Sunday, July 3, 2011

Death as a Teacher

 

I have been away from this blog far too many months. Although it is not an excuse, I have to admit that my other blog and all the events I described in it used up a lot of my energy and time.

I just re-read the two books I had kept years ago, written by Dr. Brian L. Weiss, a doctor in psychiatry in Miami, Florida. The first one is titled “Many Lives, Many Masters” and the second one “Through Time into Healing”. In the first one, he describes how he stumbled across how past life recall by a patient under hypnosis can reveal prior lives experiences to be the cause of current life problems. The second is further exploration of how patients’ prior lives had influenced their current one.

After reading also about the near-death experiences of hundreds of people described in the website Near Death Experience Foundation, I have come to the understanding that being born is far more traumatic than dying. The latter is simply going back home. Yet, virtually all who pass through that portal report that they have a comprehensive, yet instantaneous, life review of which they are the sole judge. Certain lessons were learnt or the soul might chose either a return to the current life or else, may well have to repeat a similar life for the lesson to be learnt.

On a more personal basis, I am aware of some prior lives of mine and in reviewing them, I can see how my failure to learn a specific lesson has run through many other lives. Strangely enough, material realizations count for naught. The only values to permeate a physical life are twofold – LOVE and LEARNING. To me, it is quite clear how our eventual death can be a life teacher…
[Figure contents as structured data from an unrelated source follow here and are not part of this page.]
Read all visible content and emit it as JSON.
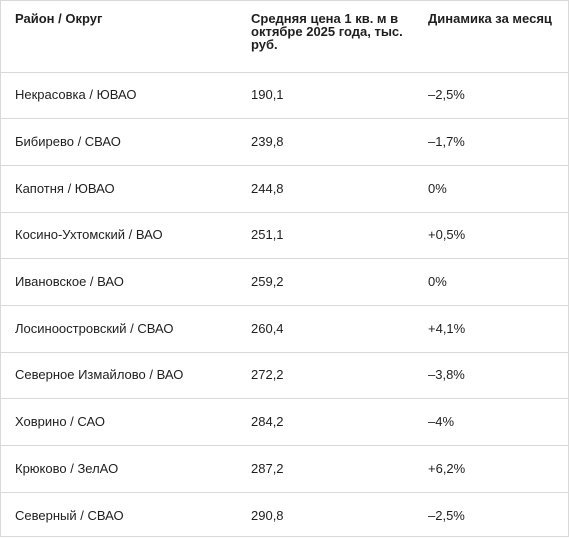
{
  "table": {
    "headers": [
      "Район / Округ",
      "Средняя цена 1 кв. м в октябре 2025 года, тыс. руб.",
      "Динамика за месяц"
    ],
    "rows": [
      [
        "Некрасовка / ЮВАО",
        "190,1",
        "–2,5%"
      ],
      [
        "Бибирево / СВАО",
        "239,8",
        "–1,7%"
      ],
      [
        "Капотня / ЮВАО",
        "244,8",
        "0%"
      ],
      [
        "Косино-Ухтомский / ВАО",
        "251,1",
        "+0,5%"
      ],
      [
        "Ивановское / ВАО",
        "259,2",
        "0%"
      ],
      [
        "Лосиноостровский / СВАО",
        "260,4",
        "+4,1%"
      ],
      [
        "Северное Измайлово / ВАО",
        "272,2",
        "–3,8%"
      ],
      [
        "Ховрино / САО",
        "284,2",
        "–4%"
      ],
      [
        "Крюково / ЗелАО",
        "287,2",
        "+6,2%"
      ],
      [
        "Северный / СВАО",
        "290,8",
        "–2,5%"
      ]
    ]
  }
}
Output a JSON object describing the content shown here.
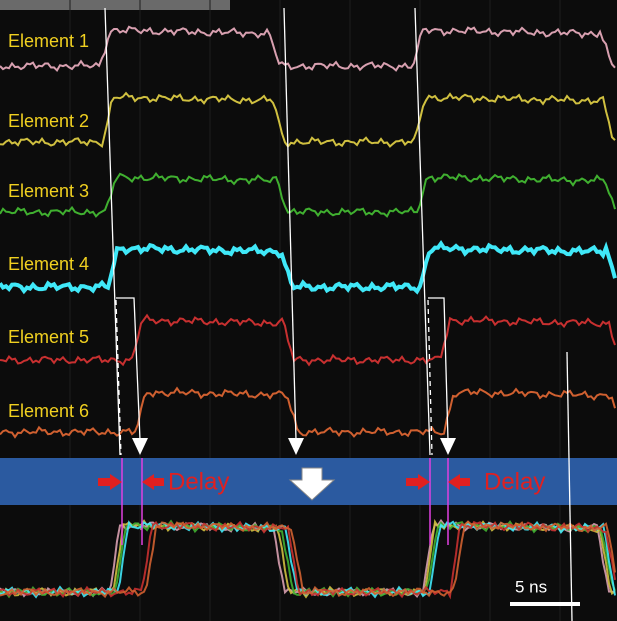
{
  "traces": {
    "labels": [
      "Element 1",
      "Element 2",
      "Element 3",
      "Element 4",
      "Element 5",
      "Element 6"
    ]
  },
  "annotations": {
    "delay": [
      "Delay",
      "Delay"
    ],
    "scale_bar": "5 ns"
  }
}
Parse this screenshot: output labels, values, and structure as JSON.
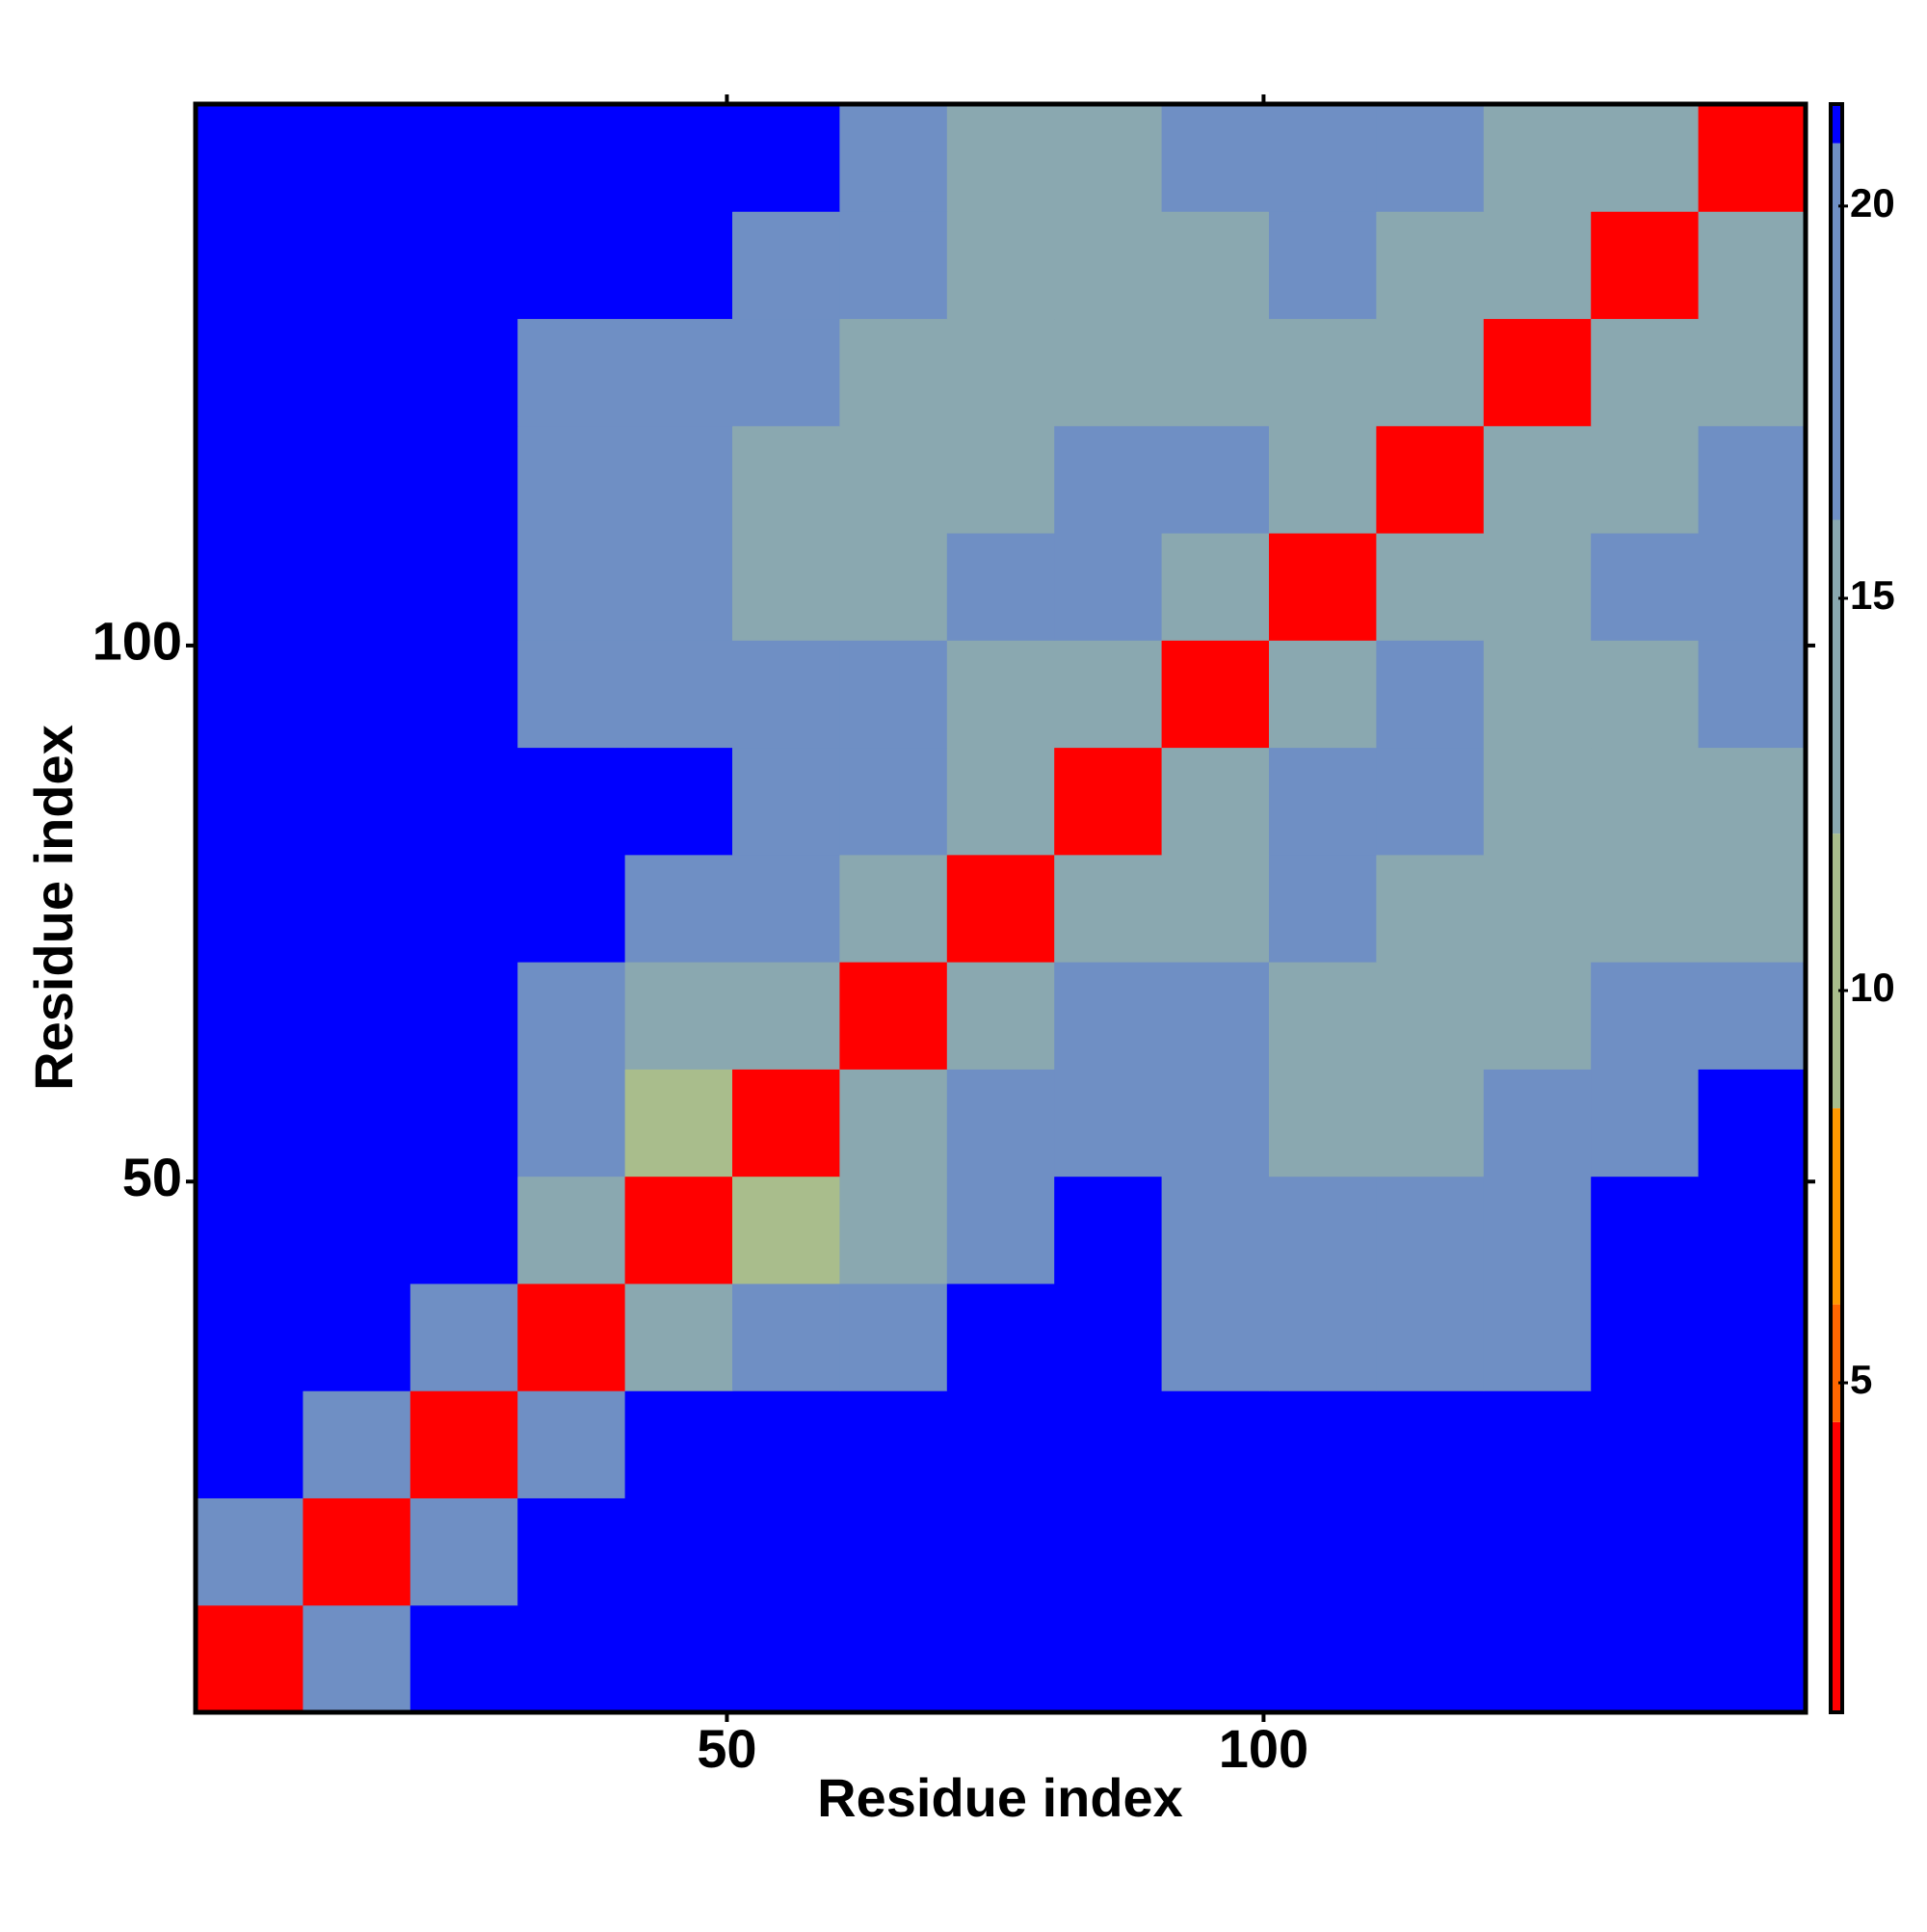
{
  "chart_data": {
    "type": "heatmap",
    "x_label": "Residue index",
    "y_label": "Residue index",
    "xlim": [
      0.5,
      150.5
    ],
    "ylim": [
      0.5,
      150.5
    ],
    "xticks": [
      50,
      100
    ],
    "yticks": [
      50,
      100
    ],
    "x_bins": [
      0.5,
      10.5,
      20.5,
      30.5,
      40.5,
      50.5,
      60.5,
      70.5,
      80.5,
      90.5,
      100.5,
      110.5,
      120.5,
      130.5,
      140.5,
      150.5
    ],
    "y_bins": [
      0.5,
      10.5,
      20.5,
      30.5,
      40.5,
      50.5,
      60.5,
      70.5,
      80.5,
      90.5,
      100.5,
      110.5,
      120.5,
      130.5,
      140.5,
      150.5
    ],
    "z": [
      [
        3,
        19,
        21,
        21,
        21,
        21,
        21,
        21,
        21,
        21,
        21,
        21,
        21,
        21,
        21
      ],
      [
        19,
        3,
        19,
        21,
        21,
        21,
        21,
        21,
        21,
        21,
        21,
        21,
        21,
        21,
        21
      ],
      [
        21,
        19,
        3,
        18,
        21,
        21,
        21,
        21,
        21,
        21,
        21,
        21,
        21,
        21,
        21
      ],
      [
        21,
        21,
        18,
        3,
        15,
        16,
        19,
        21,
        21,
        20,
        18,
        18,
        19,
        21,
        21
      ],
      [
        21,
        21,
        21,
        15,
        3,
        11,
        14,
        20,
        21,
        18,
        17,
        17,
        19,
        21,
        21
      ],
      [
        21,
        21,
        21,
        16,
        11,
        3,
        12,
        17,
        17,
        16,
        15,
        15,
        16,
        20,
        21
      ],
      [
        21,
        21,
        21,
        19,
        14,
        12,
        3,
        14,
        16,
        16,
        15,
        14,
        14,
        18,
        20
      ],
      [
        21,
        21,
        21,
        21,
        20,
        17,
        14,
        3,
        12,
        15,
        16,
        15,
        13,
        14,
        15
      ],
      [
        21,
        21,
        21,
        21,
        21,
        17,
        16,
        12,
        3,
        13,
        17,
        20,
        14,
        13,
        14
      ],
      [
        21,
        21,
        21,
        20,
        18,
        16,
        16,
        15,
        13,
        3,
        13,
        16,
        14,
        15,
        18
      ],
      [
        21,
        21,
        21,
        18,
        17,
        15,
        15,
        16,
        17,
        13,
        3,
        12,
        14,
        16,
        19
      ],
      [
        21,
        21,
        21,
        18,
        17,
        15,
        14,
        15,
        20,
        16,
        12,
        3,
        13,
        15,
        17
      ],
      [
        21,
        21,
        21,
        19,
        19,
        16,
        14,
        13,
        14,
        14,
        14,
        13,
        3,
        13,
        15
      ],
      [
        21,
        21,
        21,
        21,
        21,
        20,
        18,
        14,
        13,
        15,
        16,
        15,
        13,
        3,
        13
      ],
      [
        21,
        21,
        21,
        21,
        21,
        21,
        20,
        15,
        14,
        18,
        19,
        17,
        15,
        13,
        3
      ]
    ],
    "colorscale": [
      {
        "value": 0.8,
        "color": "#ff0000"
      },
      {
        "value": 4.5,
        "color": "#ff6600"
      },
      {
        "value": 6,
        "color": "#ff9900"
      },
      {
        "value": 8.5,
        "color": "#a9bd8c"
      },
      {
        "value": 12,
        "color": "#8aa8b0"
      },
      {
        "value": 16,
        "color": "#6f8fc4"
      },
      {
        "value": 20.8,
        "color": "#0000ff"
      }
    ],
    "colorbar_lim": [
      0.8,
      21.3
    ],
    "colorbar_ticks": [
      5,
      10,
      15,
      20
    ]
  }
}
When I think of facing my own judgement at my passing over, what am I likely to find? Will I be satisfied with my accomplishments in these terms, Love and Learning, or will I have to do it all over again? In this sense, contemplating one’s inevitable death can be a very wise teacher. And it can eradicate Fear completely. This lack of fear has inspired many of my decisions in life. Particularly in this later part of my life. 

I have stated that I am more spiritual than religious. The fundamental reason for this is that I want to assume complete responsibility for my thoughts and actions. Not in terms of following specific dictates of a religion, whatever it may be, but simply by reckoning that I am one with the universe and the universe includes all that lives. That would be me, as well. I must be, and will be, accountable. I, alone. 

Let my life be one of sins by commission, not by omission, which would be fear-based. You may well ask me, what about Faith? I have unshakeable faith that in using the gifts granted me by the Source of Creation, I can live without fear of anything. Life on the road has taught me that when an unforeseen complication or event occurs, help is already on the way. It has been proven to me time and time again. But I must assume MY responsibilities, physical, mental, and  spiritual. It all boils down to a simple truth found in all religions. The Golden Rule.